Momentum is a cotangent vector?

I) Disclaimer: In this answer we will use the (traditional) physicist's definition of tensors using indices and their transformation properties under coordinate transformations. Moreover, let us suppress time dependence $t$ for simplicity.

II) Let the manifold $Q$ be the configuration space. The Lagrangian $L:TQ\to \mathbb{R}$ transforms as a scalar

$$L~~\longrightarrow~~ L^{\prime}~=~L, \tag{1}$$

the velocity $v^i$ transforms as a vector

$$v^i~~\longrightarrow~~ v^{\prime j}~=~\frac{\partial q^{\prime j}}{\partial q^i}v^i,\tag{2}$$

the Lagrangian canonical momentum

$$p_i~:=~ \frac{\partial L}{\partial v^i}\tag{3}$$

transforms as a covector

$$p_i~~\longrightarrow~~ p^{\prime}_j~=~\frac{\partial q^i}{\partial q^{\prime j}}p_i,\tag{4}$$

under general coordinate transformations

$$ q^i~\longrightarrow ~q^{\prime j}~=~ f^j(q)\tag{5}$$

in the configuration space $Q$. Eq. (4) follows from the chain rule.

III) A point in the tangent bundle is of the form

$$(q,v)~\in~TQ,\qquad v~=~v^i \frac{\partial}{\partial q^i}.\tag{6} $$

Note that the velocity $v$ is an independent variable, which transforms as a vector (2) under general coordinate transformations (5) in the configuration space $Q$.

IV) The Lagrangian canonical momentum (3) can be viewed as a section

$$TQ ~\ni~ (q,v) ~\stackrel{p}{\mapsto} ~(q,v; p_i\mathrm{d}q^i)~\in~T^{\ast}TQ \tag{7}$$

in the bundle $T^{\ast}TQ \to TQ$.

V) Finally, let us for completeness & comparison mention the Hamiltonian canonical momentum (also denoted $p$) in the case where the phase space $M$ is the cotangent bundle $M=T^{\ast}Q$. In the case $M=T^{\ast}Q$, the Hamiltonian canonical momentum $p$ is an independent variable, which transforms as a covector (4) under general coordinate transformations (5) in the configuration space $Q$. A point in the tangent bundle is of the form

$$(q,p)~\in~T^{\ast}Q,\qquad p~=~p_i\mathrm{d}q^i.\tag{8} $$


The momentum is a covector because it is a gradient, and gradients are always covariant. It does what it says on the tin. However, you are right that this is a subtle point and it's not particularly clear at first sight.

For a lagrangian of the form $L=T-V$ with $V$ independent of $\dot q$, the canonical momentum is given by $$ p=\frac{\partial L}{\partial \dot q}=\frac{\partial T}{\partial \dot q}. $$ This derivative measures how much $T$ changes with respect to small changes in $\dot q$, when these changes are small enough that a linear approximation to $T$ suffices.

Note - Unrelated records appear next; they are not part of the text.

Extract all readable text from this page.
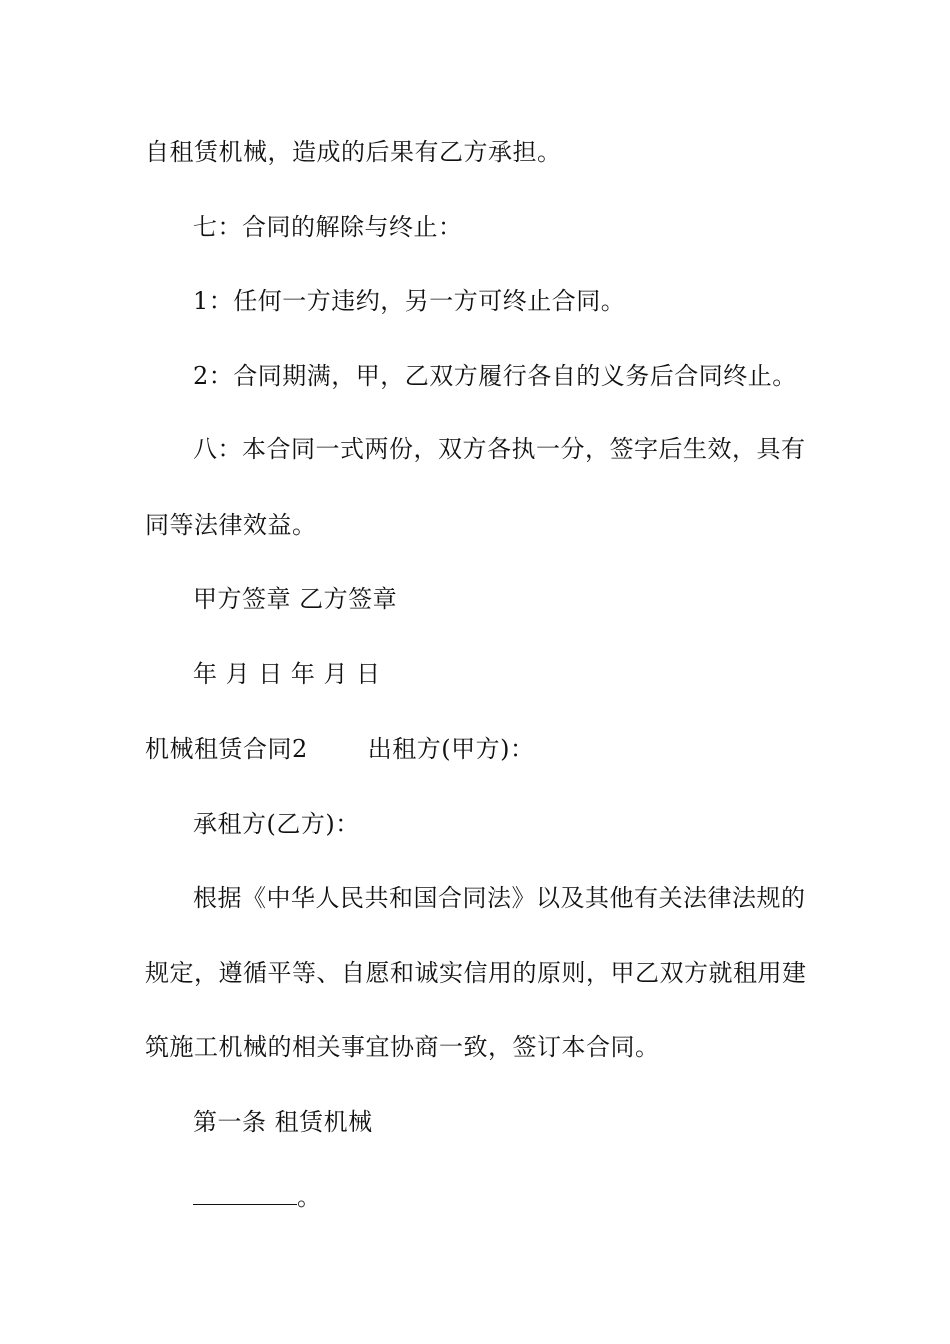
自租赁机械，造成的后果有乙方承担。
七：合同的解除与终止：
1：任何一方违约，另一方可终止合同。
2：合同期满，甲，乙双方履行各自的义务后合同终止。
八：本合同一式两份，双方各执一分，签字后生效，具有
同等法律效益。
甲方签章 乙方签章
年 月 日 年 月 日
机械租赁合同2	出租方(甲方)：
承租方(乙方)：
根据《中华人民共和国合同法》以及其他有关法律法规的
规定，遵循平等、自愿和诚实信用的原则，甲乙双方就租用建
筑施工机械的相关事宜协商一致，签订本合同。
第一条 租赁机械
。
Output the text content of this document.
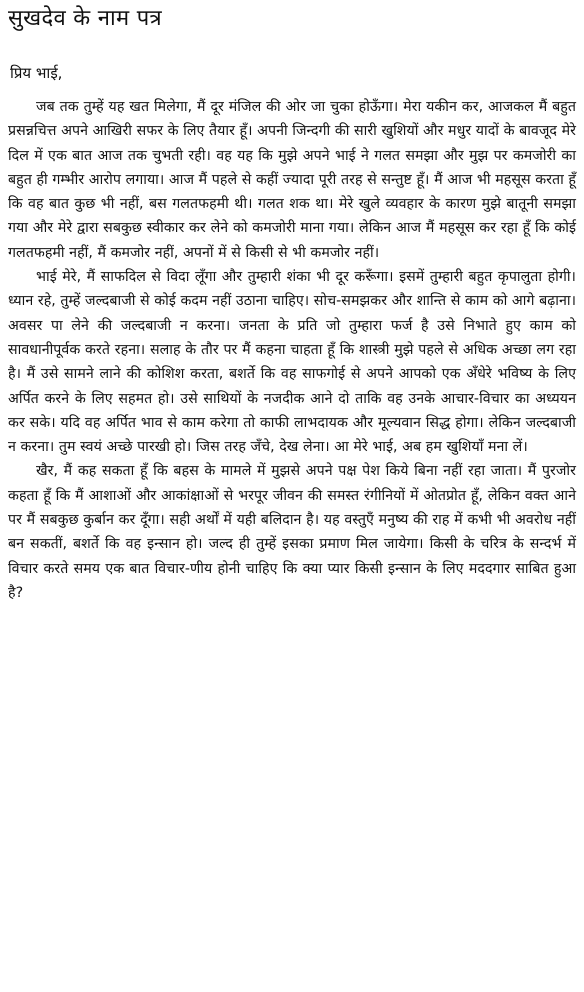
सुखदेव के नाम पत्र

प्रिय भाई,

जब तक तुम्हें यह खत मिलेगा, मैं दूर मंजिल की ओर जा चुका होऊँगा। मेरा यकीन कर, आजकल मैं बहुत प्रसन्नचित्त अपने आखिरी सफर के लिए तैयार हूँ। अपनी जिन्दगी की सारी खुशियों और मधुर यादों के बावजूद मेरे दिल में एक बात आज तक चुभती रही। वह यह कि मुझे अपने भाई ने गलत समझा और मुझ पर कमजोरी का बहुत ही गम्भीर आरोप लगाया। आज मैं पहले से कहीं ज्यादा पूरी तरह से सन्तुष्ट हूँ। मैं आज भी महसूस करता हूँ कि वह बात कुछ भी नहीं, बस गलतफहमी थी। गलत शक था। मेरे खुले व्यवहार के कारण मुझे बातूनी समझा गया और मेरे द्वारा सबकुछ स्वीकार कर लेने को कमजोरी माना गया। लेकिन आज मैं महसूस कर रहा हूँ कि कोई गलतफहमी नहीं, मैं कमजोर नहीं, अपनों में से किसी से भी कमजोर नहीं।

भाई मेरे, मैं साफदिल से विदा लूँगा और तुम्हारी शंका भी दूर करूँगा। इसमें तुम्हारी बहुत कृपालुता होगी। ध्यान रहे, तुम्हें जल्दबाजी से कोई कदम नहीं उठाना चाहिए। सोच-समझकर और शान्ति से काम को आगे बढ़ाना। अवसर पा लेने की जल्दबाजी न करना। जनता के प्रति जो तुम्हारा फर्ज है उसे निभाते हुए काम को सावधानीपूर्वक करते रहना। सलाह के तौर पर मैं कहना चाहता हूँ कि शास्त्री मुझे पहले से अधिक अच्छा लग रहा है। मैं उसे सामने लाने की कोशिश करता, बशर्ते कि वह साफगोई से अपने आपको एक अँधेरे भविष्य के लिए अर्पित करने के लिए सहमत हो। उसे साथियों के नजदीक आने दो ताकि वह उनके आचार-विचार का अध्ययन कर सके। यदि वह अर्पित भाव से काम करेगा तो काफी लाभदायक और मूल्यवान सिद्ध होगा। लेकिन जल्दबाजी न करना। तुम स्वयं अच्छे पारखी हो। जिस तरह जँचे, देख लेना। आ मेरे भाई, अब हम खुशियाँ मना लें।

खैर, मैं कह सकता हूँ कि बहस के मामले में मुझसे अपने पक्ष पेश किये बिना नहीं रहा जाता। मैं पुरजोर कहता हूँ कि मैं आशाओं और आकांक्षाओं से भरपूर जीवन की समस्त रंगीनियों में ओतप्रोत हूँ, लेकिन वक्त आने पर मैं सबकुछ कुर्बान कर दूँगा। सही अर्थों में यही बलिदान है। यह वस्तुएँ मनुष्य की राह में कभी भी अवरोध नहीं बन सकतीं, बशर्ते कि वह इन्सान हो। जल्द ही तुम्हें इसका प्रमाण मिल जायेगा। किसी के चरित्र के सन्दर्भ में विचार करते समय एक बात विचार-णीय होनी चाहिए कि क्या प्यार किसी इन्सान के लिए मददगार साबित हुआ है?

This is exactly the linearity of $p$ as a functional of $\dot q$.

This means that $p$ is a functional over increments in $\dot q$ rather than a functional over $\dot q$ itself. This is of course correct: if you have a configuration space $Q$, then lagrangian mechanics takes place in $M=TQ$, which is the space of all configurations $q$ and the corresponding velocities $\dot q$. Hamiltonian mechanics, on the other hand, takes place in $T^*M$ - the space of linear forms over $TM$. Note here that $TM=TTQ$ is, precisely, the space of increments in velocity (along with the velocities themselves as increments in the position.)